Since my job keeps me so busy and I don’t get to shoot quite as much as I used to, it takes longer than usual for me to get around to developing my rolls and getting them scanned. My turnaround on entirely digital shots isn’t much better, so although this is being published in the middle of June, I promise that it’s cold enough in Vienna now that we have to wear thick coats. This is a short story about my Nikon FE and the fascination that analog processes can still have for others. My Nikon FE is easily my favorite camera in my “collection” – it’s small, the meter is accurate, the batteries can last the lifetime of a midsized dog and it’s just a fun little camera to have around.
While riding home one day in the train, I had my Nikon around my neck and sat down across a father and his young son.
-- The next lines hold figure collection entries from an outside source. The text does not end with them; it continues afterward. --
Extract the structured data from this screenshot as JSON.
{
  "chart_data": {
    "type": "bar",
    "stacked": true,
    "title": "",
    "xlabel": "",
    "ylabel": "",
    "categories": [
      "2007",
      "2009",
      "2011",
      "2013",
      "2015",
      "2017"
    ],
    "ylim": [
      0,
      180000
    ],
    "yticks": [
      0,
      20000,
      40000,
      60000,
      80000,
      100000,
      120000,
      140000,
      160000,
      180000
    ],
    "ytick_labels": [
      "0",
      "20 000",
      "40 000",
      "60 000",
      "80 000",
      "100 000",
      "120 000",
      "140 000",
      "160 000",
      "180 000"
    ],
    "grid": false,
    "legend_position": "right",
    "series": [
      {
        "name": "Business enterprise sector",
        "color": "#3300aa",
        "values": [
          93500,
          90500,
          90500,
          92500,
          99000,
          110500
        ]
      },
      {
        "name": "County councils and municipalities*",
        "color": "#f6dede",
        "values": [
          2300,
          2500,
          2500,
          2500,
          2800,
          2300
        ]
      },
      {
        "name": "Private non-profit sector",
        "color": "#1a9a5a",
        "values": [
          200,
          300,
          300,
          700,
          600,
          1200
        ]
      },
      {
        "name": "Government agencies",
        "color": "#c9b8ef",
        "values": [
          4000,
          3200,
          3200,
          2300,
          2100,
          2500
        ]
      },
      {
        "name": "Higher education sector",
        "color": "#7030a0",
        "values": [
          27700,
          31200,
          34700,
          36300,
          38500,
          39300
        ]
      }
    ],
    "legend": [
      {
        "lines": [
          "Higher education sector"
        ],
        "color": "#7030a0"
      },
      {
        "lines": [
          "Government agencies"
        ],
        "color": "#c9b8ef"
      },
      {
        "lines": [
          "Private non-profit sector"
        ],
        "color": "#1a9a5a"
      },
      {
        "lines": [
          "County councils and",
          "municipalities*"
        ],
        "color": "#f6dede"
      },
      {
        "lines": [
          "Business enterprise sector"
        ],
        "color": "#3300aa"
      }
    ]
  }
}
The dad pointed at my camera and asked if it was a digital or if it was really an old film camera. I told him it was, indeed, a film camera and that yes, you can still buy lots of different kinds of film emulsions. His son was looking at the two of us rather skeptically (he had no idea what film is) as his father inquired as to why I was using a film camera in the digital age. He was reminiscing about an old camera he used to own and how many great memories he had with it (why do people get rid of such sentimental items knowing they’re later going to regret it?) before finally tossing it after getting a digital camera. His son interrupted us and asked me what film was and how the camera worked, which kind of threw me for a loop. How do you explain to a 10-year old first what film is and how it works when he has absolutely no frame of reference? He’s used to making a photo and having instant gratification. Of course I tried, though, and he thought it was the coolest thing!
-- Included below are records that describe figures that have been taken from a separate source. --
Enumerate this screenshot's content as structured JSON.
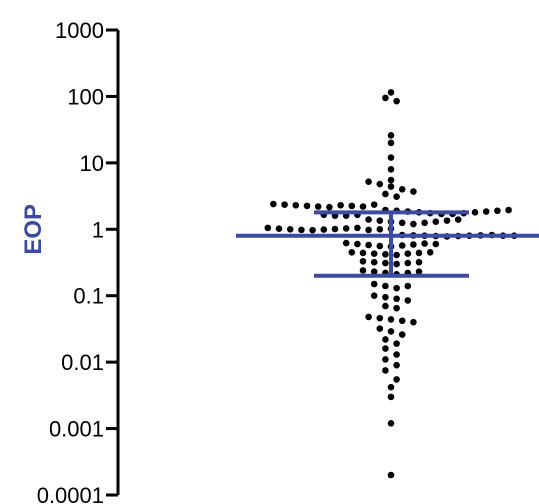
{
  "chart_data": {
    "type": "scatter",
    "plot_style": "dot-plot",
    "ylabel": "EOP",
    "yscale": "log",
    "ylim": [
      0.0001,
      1000
    ],
    "yticks": [
      {
        "value": 1000,
        "label": "1000"
      },
      {
        "value": 100,
        "label": "100"
      },
      {
        "value": 10,
        "label": "10"
      },
      {
        "value": 1,
        "label": "1"
      },
      {
        "value": 0.1,
        "label": "0.1"
      },
      {
        "value": 0.01,
        "label": "0.01"
      },
      {
        "value": 0.001,
        "label": "0.001"
      },
      {
        "value": 0.0001,
        "label": "0.0001"
      }
    ],
    "grid": false,
    "colors": {
      "points": "#000000",
      "summary_lines": "#3a4aa8",
      "ylabel": "#3a4aa8",
      "axis": "#000000"
    },
    "summary": {
      "median": 0.8,
      "upper_quartile": 1.8,
      "lower_quartile": 0.2
    },
    "values": [
      115,
      95,
      85,
      26,
      20,
      12,
      8,
      5.5,
      5.2,
      4.8,
      4.4,
      4.0,
      3.7,
      3.4,
      3.1,
      2.4,
      2.35,
      2.3,
      2.25,
      2.2,
      2.15,
      2.3,
      2.25,
      2.2,
      2.35,
      1.95,
      1.9,
      1.85,
      1.8,
      1.75,
      1.7,
      1.65,
      1.6,
      1.6,
      1.65,
      1.7,
      1.75,
      1.8,
      1.85,
      1.9,
      1.95,
      1.4,
      1.35,
      1.3,
      1.25,
      1.2,
      1.25,
      1.3,
      1.35,
      1.4,
      1.05,
      1.02,
      1.0,
      0.98,
      0.97,
      0.99,
      1.01,
      1.03,
      1.05,
      0.98,
      1.0,
      1.02,
      0.82,
      0.81,
      0.8,
      0.79,
      0.78,
      0.79,
      0.8,
      0.81,
      0.82,
      0.8,
      0.8,
      0.62,
      0.6,
      0.58,
      0.56,
      0.55,
      0.57,
      0.59,
      0.61,
      0.6,
      0.45,
      0.44,
      0.43,
      0.42,
      0.41,
      0.43,
      0.44,
      0.45,
      0.33,
      0.32,
      0.31,
      0.3,
      0.31,
      0.32,
      0.24,
      0.23,
      0.22,
      0.21,
      0.22,
      0.23,
      0.15,
      0.14,
      0.13,
      0.14,
      0.1,
      0.095,
      0.09,
      0.085,
      0.07,
      0.065,
      0.048,
      0.046,
      0.044,
      0.042,
      0.04,
      0.032,
      0.029,
      0.026,
      0.022,
      0.019,
      0.016,
      0.013,
      0.011,
      0.009,
      0.0075,
      0.0055,
      0.0042,
      0.003,
      0.0012,
      0.0002
    ]
  }
}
The coolest part was when I gave him the camera and told him to make a photograph and watched his eyes light up as he got to use something he’s never seen much less heard of before in his entire life. This wasn’t a light digital camera with a plethora of buttons or a fancy-schmancy autofocus system. This thing doesn’t even have a zoom lens! I set the shutter speed and aperture, explained how he had to focus (this is always the hardest part since you can’t share the viewfinder with someone) and told him how to make the photograph (just press that button down until the shutter clicks… he didn’t even know what a shutter is, much less what it’s going to sound like). He didn’t quite get it, so I did a quick demo on his father, cocked the shutter again and handed the camera off to him.
I wish I had had the presence of mind to record it with my phone or have his father do the same, because those few seconds of him focusing and firing the shutter (the sound and haptic of it all seemed to actually startle him!) was too cool. I hope that my own children will have a similar experience, albeit they might not find it all quite as mysterious or exotic since they’ll be growing up watching their own dad do it.
I happened to be at the end of the roll after he made his photograph and luckily enough he asked how he can see the photo that he just made. I told him he couldn’t but I’d show him where his photo was stored and started winding up the roll into the canister. He didn’t quite get it but then I popped the canister out and explained to him that the film was in this little container and had to be processed with chemicals before you could see what photograph you made and even if it worked. Unfortunately, I didn’t have a second roll with me to show him how to load it and what the film leader looked like and had to get out of the train, leaving the little kid with a look of wonder in his eye. Who knows? Maybe he bugged his dad for a camera once we parted ways and another photographer was born?